Amisha Patel sued her father for resource mismanagement; an unknown starlet charged filmmaker Madhur Bhandarkar with rape; and model-turned-VJ Nafisa Joseph ended her life over a soured relationship.
And it added sharpness to the journalists' pens as they wrote prickly prose in parody of the protagonists.
The bizarre Madhur Bhandarkar rape episode triggered a series of SMS jokes such as 'Madhur Balatkar' and 'Tarzan The Rape man'.
Have Indians finally developed a sense of humor? Or, do we simply enjoy watching celebrities squirm?
The Nafisa Joseph episode, which captured headlines, rubbed shoulders with Madhur Bhandarkar's alleged rape charges bringing into sharp focus the stress factor people in show biz suffer from if they are unfortunate enough to fall in love in the public eye.
It isn't as though the paparazzi is to blame for the unreasonable amount of light shed on the private lives of public figures. Most often, the people involved in these romantic liaisons do so with the flash bulbs on.
Ironically, Leander Paes and Mahima Chowdhary chose to remain mum about their relationship through most of its course and decided to come out of the closet only at the end-titles.
Most couples, however, choose to conduct the entire brouhaha of their relationships in full public glare, replete with details of e-mail exchanged between them with moms and dads adding their sound bytes.
Who's responsible for dragging celebrity relationships down to the depths of voyeurism? Partly it's the sensation-hungry media. Nowadays Page 1 reads like Page 3. And the headlines on news channels sound like screaming hoarding of the latest issue of a film glossy.
Most celebrities feign to loathe what they call a blatant invasion of their privacy. But of late they have themselves changed the guidelines. Now TV cameras, which were earlier not allowed into private bashes, have become an integral part of celebrity dos, just like champagne.
Recently, Amitabh Bachchan, Hrithik Roshan and a group of show biz celebrities threatened the hostess of a high-profile party with legal consequences when the event was scheduled for telecast. They claimed they had been filmed with secret cameras when they were letting their hair down.
The hostess has another story to tell. "They knew they were being filmed all along. It isn't as if any one of them is camera shy. They just want to be paid to be seen making a public appearance."
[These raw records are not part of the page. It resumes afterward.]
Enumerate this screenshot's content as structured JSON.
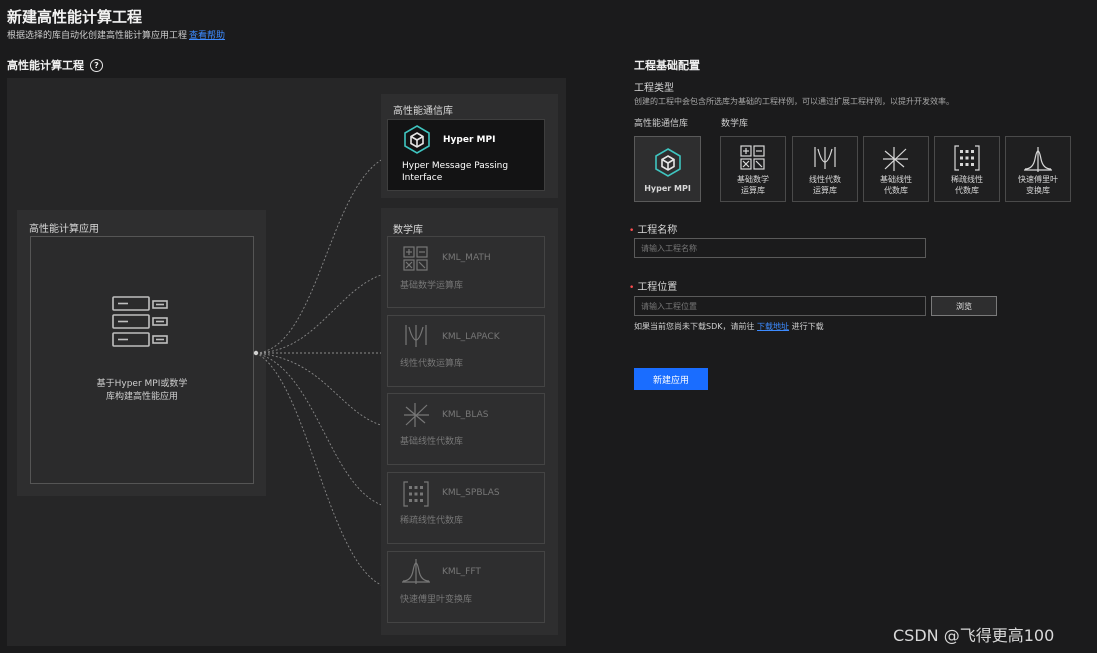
{
  "header": {
    "title": "新建高性能计算工程",
    "subtitle": "根据选择的库自动化创建高性能计算应用工程",
    "help_link": "查看帮助"
  },
  "diagram": {
    "section_title": "高性能计算工程",
    "app_panel_title": "高性能计算应用",
    "app_desc_line1": "基于Hyper MPI或数学",
    "app_desc_line2": "库构建高性能应用",
    "comm_lib_label": "高性能通信库",
    "math_lib_label": "数学库",
    "mpi": {
      "name": "Hyper MPI",
      "desc_line1": "Hyper Message Passing",
      "desc_line2": "Interface"
    },
    "kml": [
      {
        "name": "KML_MATH",
        "desc": "基础数学运算库"
      },
      {
        "name": "KML_LAPACK",
        "desc": "线性代数运算库"
      },
      {
        "name": "KML_BLAS",
        "desc": "基础线性代数库"
      },
      {
        "name": "KML_SPBLAS",
        "desc": "稀疏线性代数库"
      },
      {
        "name": "KML_FFT",
        "desc": "快速傅里叶变换库"
      }
    ]
  },
  "config": {
    "title": "工程基础配置",
    "project_type_label": "工程类型",
    "project_type_desc": "创建的工程中会包含所选库为基础的工程样例，可以通过扩展工程样例，以提升开发效率。",
    "comm_lib_label": "高性能通信库",
    "math_lib_label": "数学库",
    "types": [
      {
        "line1": "Hyper MPI",
        "line2": ""
      },
      {
        "line1": "基础数学",
        "line2": "运算库"
      },
      {
        "line1": "线性代数",
        "line2": "运算库"
      },
      {
        "line1": "基础线性",
        "line2": "代数库"
      },
      {
        "line1": "稀疏线性",
        "line2": "代数库"
      },
      {
        "line1": "快速傅里叶",
        "line2": "变换库"
      }
    ],
    "name_label": "工程名称",
    "name_placeholder": "请输入工程名称",
    "location_label": "工程位置",
    "location_placeholder": "请输入工程位置",
    "browse": "浏览",
    "sdk_hint_prefix": "如果当前您尚未下载SDK，请前往",
    "sdk_hint_link": "下载地址",
    "sdk_hint_suffix": "进行下载",
    "create_button": "新建应用"
  },
  "watermark": "CSDN @飞得更高100",
  "colors": {
    "background": "#1b1b1c",
    "accent": "#1a6dff",
    "link": "#3d8bff",
    "required": "#ff4d4f"
  }
}
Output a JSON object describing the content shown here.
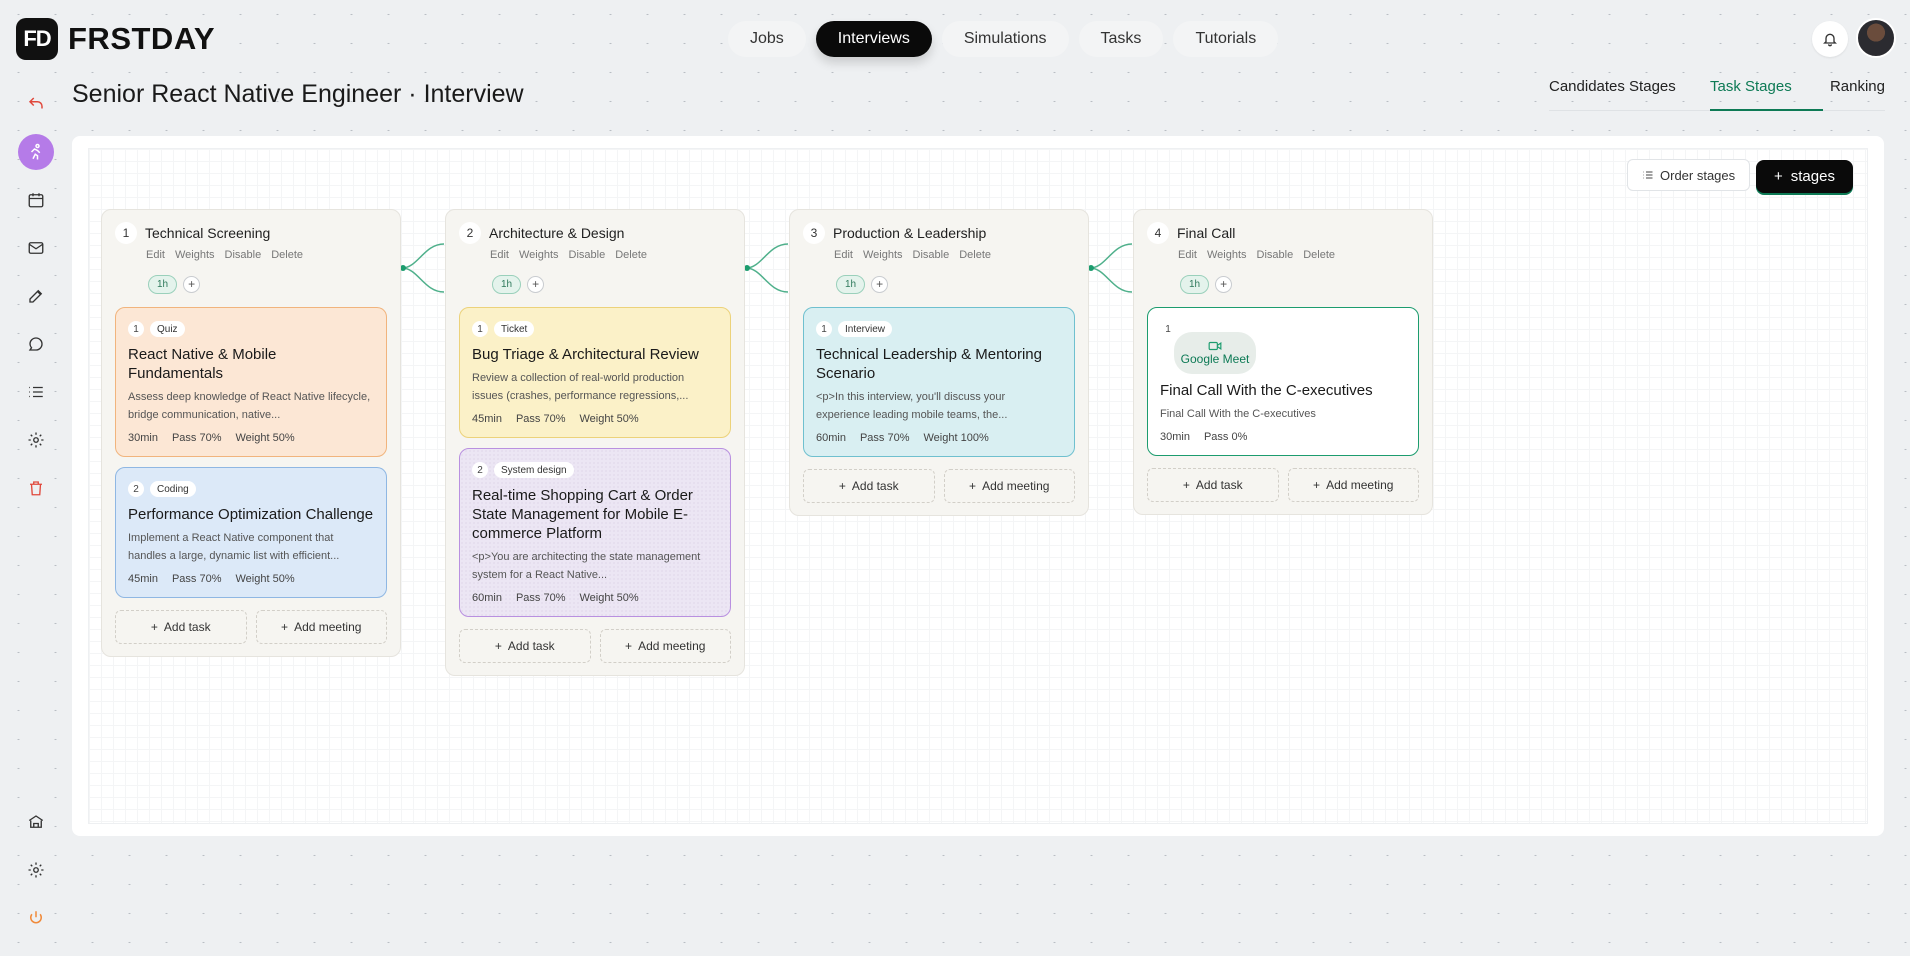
{
  "brand": {
    "mark": "FD",
    "name": "FRSTDAY"
  },
  "topnav": [
    "Jobs",
    "Interviews",
    "Simulations",
    "Tasks",
    "Tutorials"
  ],
  "topnav_active": "Interviews",
  "page_title": "Senior React Native Engineer · Interview",
  "subnav": [
    "Candidates Stages",
    "Task Stages",
    "Ranking"
  ],
  "subnav_active": "Task Stages",
  "board_actions": {
    "order": "Order stages",
    "add": "stages"
  },
  "stage_actions": [
    "Edit",
    "Weights",
    "Disable",
    "Delete"
  ],
  "stages": [
    {
      "num": "1",
      "title": "Technical Screening",
      "chip": "1h",
      "tasks": [
        {
          "num": "1",
          "type": "Quiz",
          "title": "React Native & Mobile Fundamentals",
          "desc": "Assess deep knowledge of React Native lifecycle, bridge communication, native...",
          "duration": "30min",
          "pass": "Pass 70%",
          "weight": "Weight 50%"
        },
        {
          "num": "2",
          "type": "Coding",
          "title": "Performance Optimization Challenge",
          "desc": "Implement a React Native component that handles a large, dynamic list with efficient...",
          "duration": "45min",
          "pass": "Pass 70%",
          "weight": "Weight 50%"
        }
      ],
      "add_task": "Add task",
      "add_meeting": "Add meeting"
    },
    {
      "num": "2",
      "title": "Architecture & Design",
      "chip": "1h",
      "tasks": [
        {
          "num": "1",
          "type": "Ticket",
          "title": "Bug Triage & Architectural Review",
          "desc": "Review a collection of real-world production issues (crashes, performance regressions,...",
          "duration": "45min",
          "pass": "Pass 70%",
          "weight": "Weight 50%"
        },
        {
          "num": "2",
          "type": "System design",
          "title": "Real-time Shopping Cart & Order State Management for Mobile E-commerce Platform",
          "desc": "<p>You are architecting the state management system for a React Native...",
          "duration": "60min",
          "pass": "Pass 70%",
          "weight": "Weight 50%"
        }
      ],
      "add_task": "Add task",
      "add_meeting": "Add meeting"
    },
    {
      "num": "3",
      "title": "Production & Leadership",
      "chip": "1h",
      "tasks": [
        {
          "num": "1",
          "type": "Interview",
          "title": "Technical Leadership & Mentoring Scenario",
          "desc": "<p>In this interview, you'll discuss your experience leading mobile teams, the...",
          "duration": "60min",
          "pass": "Pass 70%",
          "weight": "Weight 100%"
        }
      ],
      "add_task": "Add task",
      "add_meeting": "Add meeting"
    },
    {
      "num": "4",
      "title": "Final Call",
      "chip": "1h",
      "tasks": [
        {
          "num": "1",
          "type": "Google Meet",
          "title": "Final Call With the C-executives",
          "desc": "Final Call With the C-executives",
          "duration": "30min",
          "pass": "Pass 0%"
        }
      ],
      "add_task": "Add task",
      "add_meeting": "Add meeting"
    }
  ],
  "colors": {
    "accent": "#0d7a55",
    "active_sidebar": "#b57be8",
    "danger": "#e0483c"
  }
}
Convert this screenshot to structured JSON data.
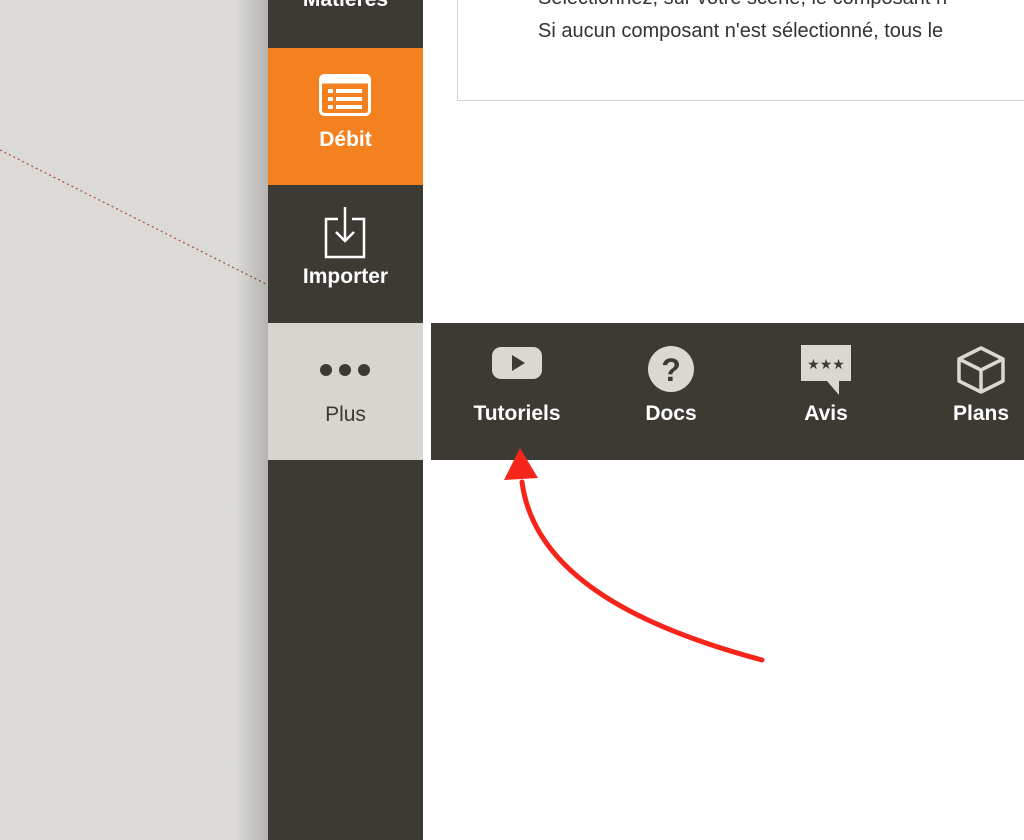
{
  "sidebar": {
    "items": [
      {
        "label": "Matières",
        "icon": "materials-icon"
      },
      {
        "label": "Débit",
        "icon": "cutlist-icon"
      },
      {
        "label": "Importer",
        "icon": "import-icon"
      },
      {
        "label": "Plus",
        "icon": "more-dots-icon"
      }
    ]
  },
  "content": {
    "line1": "Sélectionnez, sur votre scène, le composant n",
    "line2": "Si aucun composant n'est sélectionné, tous le"
  },
  "toolbar": {
    "items": [
      {
        "label": "Tutoriels",
        "icon": "youtube-play-icon"
      },
      {
        "label": "Docs",
        "icon": "question-circle-icon"
      },
      {
        "label": "Avis",
        "icon": "review-stars-bubble-icon"
      },
      {
        "label": "Plans",
        "icon": "cube-icon"
      }
    ]
  },
  "colors": {
    "sidebar_bg": "#3d3a34",
    "active_orange": "#f48120",
    "selected_bg": "#d7d5d0",
    "annotation_red": "#f5251c"
  }
}
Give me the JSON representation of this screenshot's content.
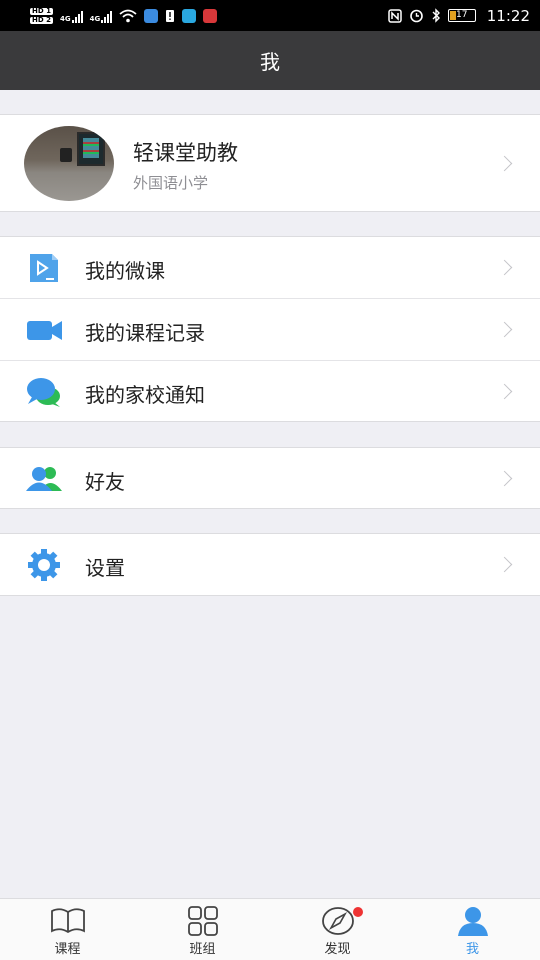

Even Salman Khan, who appears to hate the media, makes sure he's seen living up to his image in public by either making snide or sensational remarks. At a recent press get-together he dropped a bombshell by saying that he was the surprise element in the film "Fida".
Till then, the media had been in the dark about Khan's presence in the film. When it made news in print and on TV, it turned out to be a false alarm -- one of those typical "Salman jokes" that backfire periodically on the media.
Private affairs in show biz became a media affair from the time Vivek Oberoi called a press meet in Mumbai on All Fools Day last year to tell the world about the way Salman Khan had threatened him the whole night about Aishwarya Rai. A TV channel played Oberoi's statements round-the-clock, like a cricket commentary that had lost its pitch.
Preeti Jain's allegations against Madhur Bhandarkar are directly linked with the Oberoi-Khan combat on-camera. That incident had thrown up the way the media could be used to generate public excitement about private relationships.
Now of course, celebrity relationships have become public property.
Mahima and Leander had a good chance of mending their broken bridges.
Now they can't. They're on record.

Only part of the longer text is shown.